Abstract
Background/Purpose
This study investigates the mediating role of decision–making performance in the link between software performance and overall business performance in the logistics sector of an emerging economy. As logistics companies increasingly rely on digital infrastructures, understanding how advanced systems contribute to strategic outcomes is critical for sustaining competitiveness.
Methods
A conceptual framework was developed integrating ERP systems, big data analytics, and IoT applications. In this model, software performance is positioned as the independent variable, decision–making performance as the mediator, and business performance as the dependent variable.
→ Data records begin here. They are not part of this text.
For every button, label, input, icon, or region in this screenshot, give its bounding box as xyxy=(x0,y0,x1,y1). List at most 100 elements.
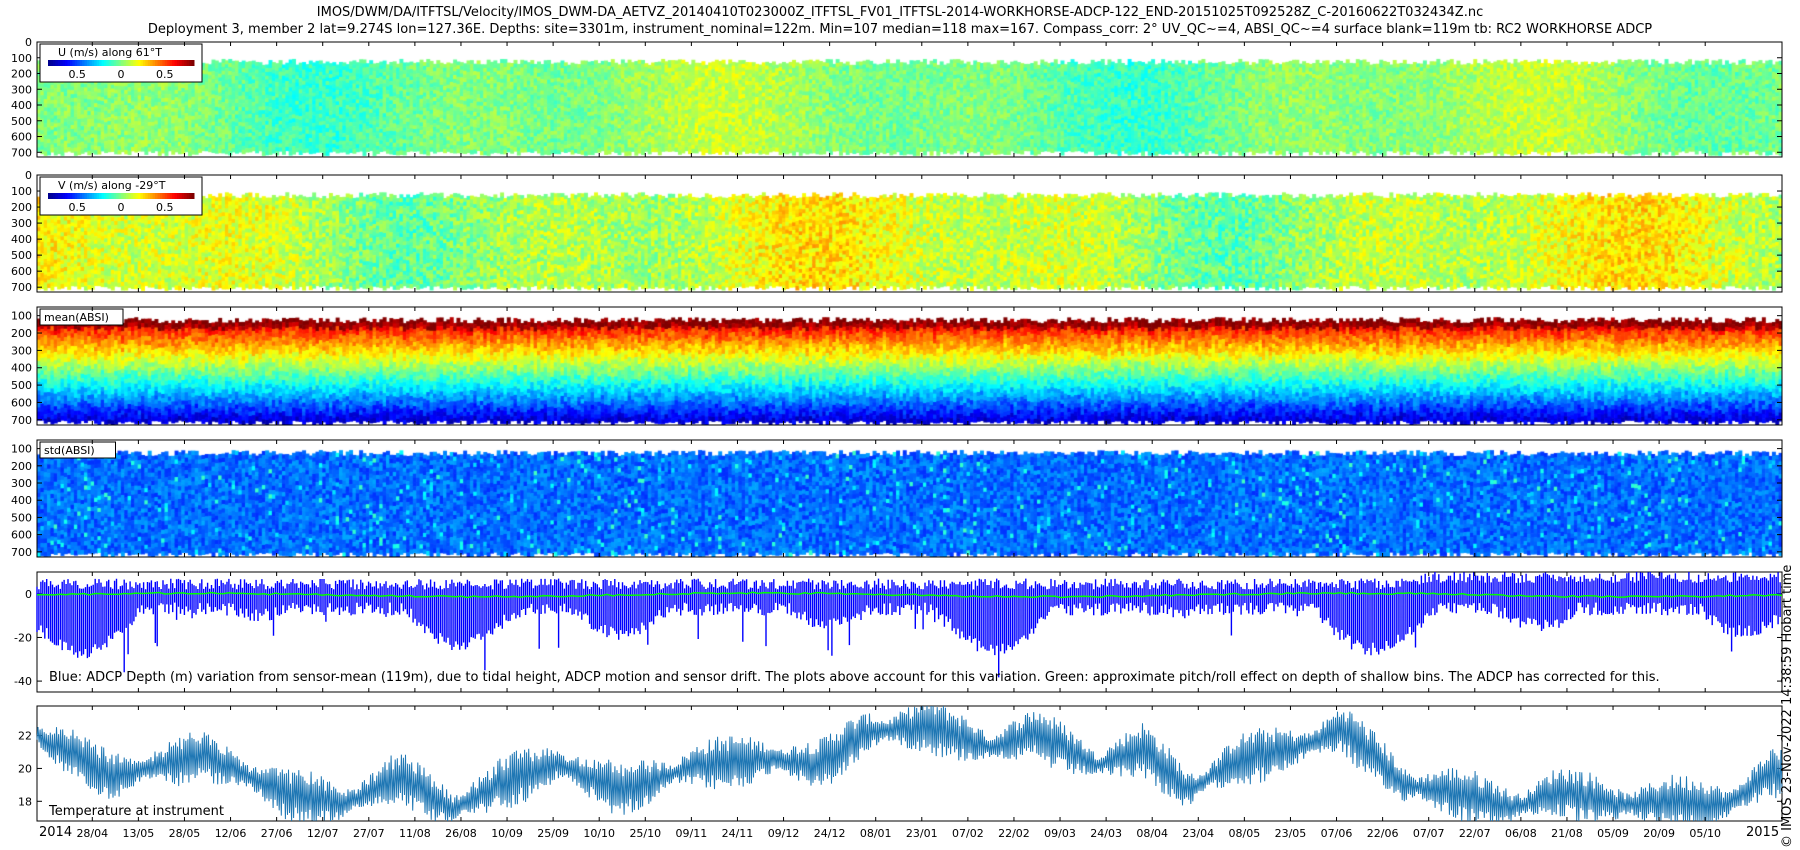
colorbar-tick-label: 0.5 xyxy=(156,68,174,81)
colorbar-cell xyxy=(67,60,71,66)
colorbar-cell xyxy=(184,193,188,199)
x-tick-label: 23/05 xyxy=(1275,827,1307,840)
colorbar-cell xyxy=(91,193,95,199)
colorbar-cell xyxy=(169,193,173,199)
temperature-panel xyxy=(36,705,1783,822)
colorbar-cell xyxy=(125,60,129,66)
x-tick-label: 12/07 xyxy=(307,827,339,840)
colorbar-cell xyxy=(145,60,149,66)
colorbar-cell xyxy=(147,60,151,66)
legend: V (m/s) along -29°T 0.5 0 0.5 xyxy=(39,176,203,216)
timestamp-label: © IMOS 23-Nov-2022 14:38:59 Hobart time xyxy=(1780,564,1795,848)
colorbar-cell xyxy=(67,193,71,199)
x-year-start-label: 2014 xyxy=(39,825,72,840)
colorbar-cell xyxy=(74,193,78,199)
colorbar-cell xyxy=(159,193,163,199)
x-tick-label: 08/04 xyxy=(1136,827,1168,840)
colorbar-cell xyxy=(169,60,173,66)
y-tick-label: 200 xyxy=(11,460,32,473)
colorbar-cell xyxy=(72,193,76,199)
colorbar-cell xyxy=(84,193,88,199)
y-tick-label: 0 xyxy=(25,36,32,49)
x-tick-label: 28/04 xyxy=(76,827,108,840)
colorbar-cell xyxy=(89,193,93,199)
y-tick-label: 700 xyxy=(11,281,32,294)
heatmap-image xyxy=(37,175,1782,292)
colorbar-cell xyxy=(65,60,68,66)
x-tick-label: 07/06 xyxy=(1321,827,1353,840)
colorbar-cell xyxy=(89,60,93,66)
colorbar-cell xyxy=(69,60,73,66)
colorbar-cell xyxy=(164,60,168,66)
legend-title: V (m/s) along -29°T xyxy=(58,179,166,192)
y-tick-label: 200 xyxy=(11,327,32,340)
x-tick-label: 10/09 xyxy=(491,827,523,840)
colorbar-cell xyxy=(157,60,161,66)
colorbar-cell xyxy=(189,60,193,66)
colorbar-cell xyxy=(50,60,54,66)
x-tick-label: 22/06 xyxy=(1367,827,1399,840)
colorbar-cell xyxy=(176,193,180,199)
y-tick-label: 300 xyxy=(11,344,32,357)
y-tick-label: 700 xyxy=(11,414,32,427)
x-tick-label: 24/12 xyxy=(814,827,846,840)
heatmap-panel-2 xyxy=(36,174,1783,293)
colorbar-cell xyxy=(186,193,190,199)
x-tick-label: 06/08 xyxy=(1505,827,1537,840)
colorbar-cell xyxy=(186,60,190,66)
colorbar-cell xyxy=(172,60,176,66)
colorbar-cell xyxy=(152,193,156,199)
colorbar-cell xyxy=(50,193,54,199)
y-tick-label: 20 xyxy=(18,762,32,775)
colorbar-cell xyxy=(60,193,64,199)
legend-box xyxy=(39,308,124,326)
x-tick-label: 08/01 xyxy=(860,827,892,840)
colorbar-cell xyxy=(130,60,134,66)
x-tick-label: 05/09 xyxy=(1597,827,1629,840)
x-tick-label: 07/02 xyxy=(952,827,984,840)
colorbar-cell xyxy=(48,60,51,66)
colorbar-cell xyxy=(99,60,103,66)
colorbar-cell xyxy=(167,60,171,66)
colorbar-cell xyxy=(82,193,85,199)
x-tick-label: 26/08 xyxy=(445,827,477,840)
y-tick-label: 600 xyxy=(11,265,32,278)
series-temperature xyxy=(36,705,1783,822)
y-tick-label: 0 xyxy=(25,169,32,182)
heatmap-image xyxy=(37,307,1782,425)
colorbar-cell xyxy=(52,60,56,66)
colorbar-cell xyxy=(150,193,154,199)
colorbar-cell xyxy=(140,193,144,199)
y-tick-label: 600 xyxy=(11,131,32,144)
colorbar-cell xyxy=(79,193,83,199)
colorbar-cell xyxy=(84,60,88,66)
y-tick-label: 400 xyxy=(11,362,32,375)
x-tick-label: 13/05 xyxy=(123,827,155,840)
colorbar-cell xyxy=(181,60,185,66)
x-tick-label: 09/12 xyxy=(768,827,800,840)
x-tick-label: 10/10 xyxy=(583,827,615,840)
y-tick-label: 500 xyxy=(11,511,32,524)
colorbar-cell xyxy=(111,60,115,66)
colorbar-tick-label: 0 xyxy=(118,68,125,81)
y-tick-label: -40 xyxy=(14,675,32,688)
series-adcp-depth xyxy=(36,572,1781,678)
legend: std(ABSI) xyxy=(39,441,116,459)
x-tick-label: 09/11 xyxy=(676,827,708,840)
x-tick-label: 20/09 xyxy=(1643,827,1675,840)
colorbar-cell xyxy=(174,60,178,66)
colorbar-cell xyxy=(121,60,124,66)
colorbar-cell xyxy=(162,60,166,66)
temperature-annotation: Temperature at instrument xyxy=(48,804,224,819)
colorbar-cell xyxy=(72,60,76,66)
colorbar-cell xyxy=(60,60,64,66)
colorbar-cell xyxy=(77,193,81,199)
colorbar-cell xyxy=(133,193,137,199)
y-tick-label: 400 xyxy=(11,494,32,507)
colorbar-cell xyxy=(55,60,59,66)
colorbar-cell xyxy=(57,60,61,66)
x-tick-label: 27/06 xyxy=(261,827,293,840)
colorbar-cell xyxy=(91,60,95,66)
colorbar-cell xyxy=(155,193,158,199)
Data were collected from medium- and large–scale logistics firms and analyzed using regression and bootstrapping methods through SPSS and the PROCESS Macro.
Results
The findings reveal that software performance significantly improves decision–making performance (β = 0.552, p < 0.01), which in turn has a strong positive effect on business performance (β = 0.817, p < 0.01). The mediation analysis confirms that decision–making performance mediates the effect of software performance on business outcomes.
Conclusion
The results highlight the strategic importance of aligning digital capabilities with organizational decision processes. By demonstrating the mediating role of decision–making, the study highlights that the effective use of advanced analytical tools is crucial for optimizing performance and achieving a sustainable competitive advantage in logistics.